From Italy, we travelled to France for pudding... French Epiphany Pastry. This is a recipe by Stéphane Reynaud from his book, 365 good reasons to sit down to eat. This pastry is certainly one good reason to sit down and eat. You only need minutes to assemble this pastry because the puff-pastry is store bought (lazily, I bought mine already rolled as well) and you only require a light stirring to make the almond-flavoured filling. Happy days!
This pastry is known as Galette de Rois in France. Eating the galette at the beginning of January is still a popular French tradition and an opportunity for friends and family to gather round the table. The galette normally contains a lucky charm (une fève), and whoever found the charm in their slice of cake becomes the king or queen and is given a golden paper clown.
French Epiphany Pastry
Recipe by Stéphane Reynaud
100 g grounds almonds
100 g sugar
100 g butter, melted
1 egg yolk, lightly beaten
bitter almond extract
2 sheets store-bought butter puff pastry, each cut into a round (mine's about 30 cm in diameter)
1 tablespoon icing sugar
1 lucky charm to hide in the cake (well, it's optional... just make sure it's nothing that'll melt in the oven)
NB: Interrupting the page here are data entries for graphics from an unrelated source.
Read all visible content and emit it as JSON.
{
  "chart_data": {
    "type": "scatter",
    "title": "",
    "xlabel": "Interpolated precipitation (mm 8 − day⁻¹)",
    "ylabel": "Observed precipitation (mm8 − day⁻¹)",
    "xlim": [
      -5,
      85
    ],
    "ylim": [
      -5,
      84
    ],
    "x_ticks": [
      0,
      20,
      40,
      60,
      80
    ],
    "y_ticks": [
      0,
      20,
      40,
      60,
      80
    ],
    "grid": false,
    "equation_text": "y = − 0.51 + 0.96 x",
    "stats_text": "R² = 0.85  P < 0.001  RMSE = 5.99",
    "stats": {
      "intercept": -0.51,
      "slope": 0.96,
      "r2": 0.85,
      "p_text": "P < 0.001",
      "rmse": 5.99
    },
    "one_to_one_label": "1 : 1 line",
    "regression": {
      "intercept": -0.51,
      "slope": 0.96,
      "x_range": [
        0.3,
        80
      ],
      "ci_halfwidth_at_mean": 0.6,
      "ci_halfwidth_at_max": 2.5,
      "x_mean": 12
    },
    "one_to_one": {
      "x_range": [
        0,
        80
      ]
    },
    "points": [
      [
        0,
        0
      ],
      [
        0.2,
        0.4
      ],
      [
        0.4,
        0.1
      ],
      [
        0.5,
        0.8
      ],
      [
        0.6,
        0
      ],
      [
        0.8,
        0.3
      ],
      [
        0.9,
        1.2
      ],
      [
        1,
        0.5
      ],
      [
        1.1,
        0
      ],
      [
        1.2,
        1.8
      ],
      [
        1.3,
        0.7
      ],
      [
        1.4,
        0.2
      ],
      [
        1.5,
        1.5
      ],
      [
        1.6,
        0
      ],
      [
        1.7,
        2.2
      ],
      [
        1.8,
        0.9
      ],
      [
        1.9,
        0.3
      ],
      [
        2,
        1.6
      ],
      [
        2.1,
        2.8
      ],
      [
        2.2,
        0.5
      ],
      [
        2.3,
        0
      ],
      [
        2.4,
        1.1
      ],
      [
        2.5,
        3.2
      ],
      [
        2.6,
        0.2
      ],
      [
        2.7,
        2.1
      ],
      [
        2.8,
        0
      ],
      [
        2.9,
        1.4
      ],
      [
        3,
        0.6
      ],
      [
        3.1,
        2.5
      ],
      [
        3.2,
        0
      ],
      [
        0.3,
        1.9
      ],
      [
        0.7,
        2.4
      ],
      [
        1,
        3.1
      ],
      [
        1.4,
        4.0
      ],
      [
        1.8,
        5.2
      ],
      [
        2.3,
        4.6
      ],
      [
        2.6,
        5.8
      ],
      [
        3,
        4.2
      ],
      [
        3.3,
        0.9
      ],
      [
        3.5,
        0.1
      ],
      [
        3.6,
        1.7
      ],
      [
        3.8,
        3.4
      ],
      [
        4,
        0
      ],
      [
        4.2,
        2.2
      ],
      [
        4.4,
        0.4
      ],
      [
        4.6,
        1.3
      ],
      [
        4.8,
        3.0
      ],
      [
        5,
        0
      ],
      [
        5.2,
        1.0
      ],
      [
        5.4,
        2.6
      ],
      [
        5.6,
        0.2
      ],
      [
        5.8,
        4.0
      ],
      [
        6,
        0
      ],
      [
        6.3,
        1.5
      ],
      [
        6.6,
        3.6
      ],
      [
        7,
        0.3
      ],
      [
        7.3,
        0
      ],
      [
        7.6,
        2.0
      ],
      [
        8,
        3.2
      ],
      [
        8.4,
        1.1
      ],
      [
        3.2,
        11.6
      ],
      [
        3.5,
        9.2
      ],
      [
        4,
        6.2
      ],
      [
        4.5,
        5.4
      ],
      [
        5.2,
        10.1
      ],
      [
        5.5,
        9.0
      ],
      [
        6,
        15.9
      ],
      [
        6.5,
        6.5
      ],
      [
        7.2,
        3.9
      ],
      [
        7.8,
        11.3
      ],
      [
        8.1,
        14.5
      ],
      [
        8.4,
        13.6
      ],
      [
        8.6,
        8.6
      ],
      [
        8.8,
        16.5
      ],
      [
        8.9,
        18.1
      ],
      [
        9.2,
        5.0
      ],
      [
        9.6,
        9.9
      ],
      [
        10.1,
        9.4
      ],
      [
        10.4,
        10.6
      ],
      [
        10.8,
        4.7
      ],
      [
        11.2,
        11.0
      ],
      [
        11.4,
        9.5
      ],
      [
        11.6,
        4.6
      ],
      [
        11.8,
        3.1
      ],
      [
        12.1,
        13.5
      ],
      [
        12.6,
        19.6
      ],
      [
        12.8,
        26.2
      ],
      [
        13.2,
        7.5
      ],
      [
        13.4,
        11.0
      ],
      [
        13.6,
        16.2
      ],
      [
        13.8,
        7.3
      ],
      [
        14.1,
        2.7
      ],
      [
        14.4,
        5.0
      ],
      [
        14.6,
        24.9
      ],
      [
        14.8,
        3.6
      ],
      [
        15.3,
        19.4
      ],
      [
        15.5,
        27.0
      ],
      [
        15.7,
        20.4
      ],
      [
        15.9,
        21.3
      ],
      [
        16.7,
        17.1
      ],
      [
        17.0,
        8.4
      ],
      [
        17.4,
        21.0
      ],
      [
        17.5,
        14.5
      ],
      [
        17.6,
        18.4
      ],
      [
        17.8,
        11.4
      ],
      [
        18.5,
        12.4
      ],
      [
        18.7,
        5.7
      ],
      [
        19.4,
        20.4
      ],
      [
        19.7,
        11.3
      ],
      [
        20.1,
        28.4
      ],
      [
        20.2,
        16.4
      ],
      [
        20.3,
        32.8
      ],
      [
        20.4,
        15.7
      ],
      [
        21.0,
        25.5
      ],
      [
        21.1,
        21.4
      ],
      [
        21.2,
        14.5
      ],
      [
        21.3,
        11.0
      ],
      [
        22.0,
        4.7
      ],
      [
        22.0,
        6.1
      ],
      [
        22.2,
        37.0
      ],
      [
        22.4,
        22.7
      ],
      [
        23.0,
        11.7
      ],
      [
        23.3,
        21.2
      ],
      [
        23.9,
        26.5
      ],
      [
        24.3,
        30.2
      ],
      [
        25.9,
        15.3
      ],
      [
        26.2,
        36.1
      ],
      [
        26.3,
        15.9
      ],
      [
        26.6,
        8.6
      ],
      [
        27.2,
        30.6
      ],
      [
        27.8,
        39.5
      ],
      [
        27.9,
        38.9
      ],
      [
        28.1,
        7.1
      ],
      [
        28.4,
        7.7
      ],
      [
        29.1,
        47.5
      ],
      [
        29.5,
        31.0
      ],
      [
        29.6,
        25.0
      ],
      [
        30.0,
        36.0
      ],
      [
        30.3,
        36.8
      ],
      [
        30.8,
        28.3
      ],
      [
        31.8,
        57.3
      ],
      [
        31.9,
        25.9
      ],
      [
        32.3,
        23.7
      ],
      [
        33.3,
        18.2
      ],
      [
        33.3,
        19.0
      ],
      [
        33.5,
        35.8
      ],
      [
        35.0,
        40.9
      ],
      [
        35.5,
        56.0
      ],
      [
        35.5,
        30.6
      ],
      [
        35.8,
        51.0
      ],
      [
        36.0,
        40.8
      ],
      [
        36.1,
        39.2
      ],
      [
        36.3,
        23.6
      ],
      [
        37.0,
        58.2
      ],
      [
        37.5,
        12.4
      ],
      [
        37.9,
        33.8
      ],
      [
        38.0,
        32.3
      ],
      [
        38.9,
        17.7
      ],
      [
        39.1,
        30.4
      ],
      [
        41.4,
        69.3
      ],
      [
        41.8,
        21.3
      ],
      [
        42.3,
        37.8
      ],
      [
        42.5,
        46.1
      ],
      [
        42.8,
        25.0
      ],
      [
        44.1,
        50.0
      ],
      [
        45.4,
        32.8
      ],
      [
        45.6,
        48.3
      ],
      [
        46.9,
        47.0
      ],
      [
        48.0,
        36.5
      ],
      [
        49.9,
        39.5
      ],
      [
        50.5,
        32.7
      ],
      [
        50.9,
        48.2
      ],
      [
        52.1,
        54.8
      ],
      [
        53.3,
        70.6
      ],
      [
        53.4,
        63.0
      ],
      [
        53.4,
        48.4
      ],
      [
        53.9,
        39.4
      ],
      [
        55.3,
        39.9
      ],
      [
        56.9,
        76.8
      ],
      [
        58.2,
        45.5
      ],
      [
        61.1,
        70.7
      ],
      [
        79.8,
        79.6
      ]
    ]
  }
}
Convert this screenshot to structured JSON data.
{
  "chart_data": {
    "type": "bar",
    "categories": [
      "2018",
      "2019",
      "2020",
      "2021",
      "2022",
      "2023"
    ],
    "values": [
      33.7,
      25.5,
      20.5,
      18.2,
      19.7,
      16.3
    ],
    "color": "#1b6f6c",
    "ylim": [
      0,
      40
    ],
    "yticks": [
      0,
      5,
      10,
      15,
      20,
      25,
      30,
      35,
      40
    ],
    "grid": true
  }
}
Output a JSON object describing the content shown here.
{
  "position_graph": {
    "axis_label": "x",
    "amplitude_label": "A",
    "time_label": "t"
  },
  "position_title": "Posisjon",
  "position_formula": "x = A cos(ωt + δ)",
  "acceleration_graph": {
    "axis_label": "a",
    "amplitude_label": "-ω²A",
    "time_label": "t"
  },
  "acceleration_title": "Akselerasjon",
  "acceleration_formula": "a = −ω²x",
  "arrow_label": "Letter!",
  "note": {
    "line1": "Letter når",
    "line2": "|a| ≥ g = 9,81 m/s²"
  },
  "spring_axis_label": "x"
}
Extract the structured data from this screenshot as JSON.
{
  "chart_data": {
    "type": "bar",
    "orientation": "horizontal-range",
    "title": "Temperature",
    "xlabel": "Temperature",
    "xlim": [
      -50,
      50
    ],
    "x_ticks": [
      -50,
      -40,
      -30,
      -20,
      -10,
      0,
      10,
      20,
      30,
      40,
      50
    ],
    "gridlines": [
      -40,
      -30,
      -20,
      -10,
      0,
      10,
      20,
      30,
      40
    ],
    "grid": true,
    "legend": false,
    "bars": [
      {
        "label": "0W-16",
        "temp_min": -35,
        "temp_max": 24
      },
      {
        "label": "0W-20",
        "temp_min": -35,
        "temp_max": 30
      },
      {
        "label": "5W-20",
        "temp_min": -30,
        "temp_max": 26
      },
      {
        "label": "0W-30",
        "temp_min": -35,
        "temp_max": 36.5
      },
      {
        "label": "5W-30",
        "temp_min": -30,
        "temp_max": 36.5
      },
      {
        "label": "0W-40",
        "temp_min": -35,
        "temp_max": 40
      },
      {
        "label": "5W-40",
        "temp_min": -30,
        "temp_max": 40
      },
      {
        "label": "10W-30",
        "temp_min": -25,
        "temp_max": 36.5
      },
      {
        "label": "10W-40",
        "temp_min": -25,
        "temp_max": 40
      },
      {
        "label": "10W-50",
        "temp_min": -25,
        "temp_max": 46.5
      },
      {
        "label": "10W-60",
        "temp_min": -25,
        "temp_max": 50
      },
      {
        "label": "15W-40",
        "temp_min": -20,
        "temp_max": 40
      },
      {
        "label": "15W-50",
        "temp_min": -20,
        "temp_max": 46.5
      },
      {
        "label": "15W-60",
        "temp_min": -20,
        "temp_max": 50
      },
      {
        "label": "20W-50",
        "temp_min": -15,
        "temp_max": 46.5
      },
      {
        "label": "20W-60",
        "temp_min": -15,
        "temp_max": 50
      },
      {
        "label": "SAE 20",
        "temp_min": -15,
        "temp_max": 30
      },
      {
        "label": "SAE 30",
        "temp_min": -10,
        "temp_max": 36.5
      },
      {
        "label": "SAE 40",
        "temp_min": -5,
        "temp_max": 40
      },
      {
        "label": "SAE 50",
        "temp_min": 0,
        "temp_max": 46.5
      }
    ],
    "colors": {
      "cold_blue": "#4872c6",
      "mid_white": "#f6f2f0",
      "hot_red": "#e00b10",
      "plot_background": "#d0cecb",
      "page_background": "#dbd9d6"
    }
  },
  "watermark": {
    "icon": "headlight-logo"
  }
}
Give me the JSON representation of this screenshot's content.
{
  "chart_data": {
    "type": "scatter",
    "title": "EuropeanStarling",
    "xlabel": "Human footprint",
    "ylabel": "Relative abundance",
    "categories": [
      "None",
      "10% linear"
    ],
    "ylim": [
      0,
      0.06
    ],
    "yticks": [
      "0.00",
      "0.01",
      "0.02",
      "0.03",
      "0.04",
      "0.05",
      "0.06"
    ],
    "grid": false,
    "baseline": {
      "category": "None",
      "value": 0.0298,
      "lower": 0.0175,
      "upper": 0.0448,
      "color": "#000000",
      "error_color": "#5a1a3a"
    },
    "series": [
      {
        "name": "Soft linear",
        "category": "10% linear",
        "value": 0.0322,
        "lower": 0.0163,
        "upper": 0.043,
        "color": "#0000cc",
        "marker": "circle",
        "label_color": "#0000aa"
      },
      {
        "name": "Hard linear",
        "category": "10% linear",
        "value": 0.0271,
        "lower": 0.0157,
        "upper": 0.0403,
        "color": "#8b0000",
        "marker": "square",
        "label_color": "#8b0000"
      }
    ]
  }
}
Combine the ground almonds with the sugar, butter and 2 eggs. Add a few drops of bitter almond extract. Place the almond cream in the centre of one pastry round. Moisten the edges with the beaten egg yolk using a pastry brush. Cover with the second pastry round. Press the edge so that the two pieces of pastry are sealed together well. Make a rosette pattern using a knife, starting from the centre, and brush with the egg yolk. Chill for 30 minutes*. Preheat the oven to 180 C, bake for 20 minutes, take it out of the oven and sprinkle with icing sugar. Bake for a further 5 minutes.
*Why chill it before putting it into the oven? So that the pastry solidifies a little and the flaky layers rise well.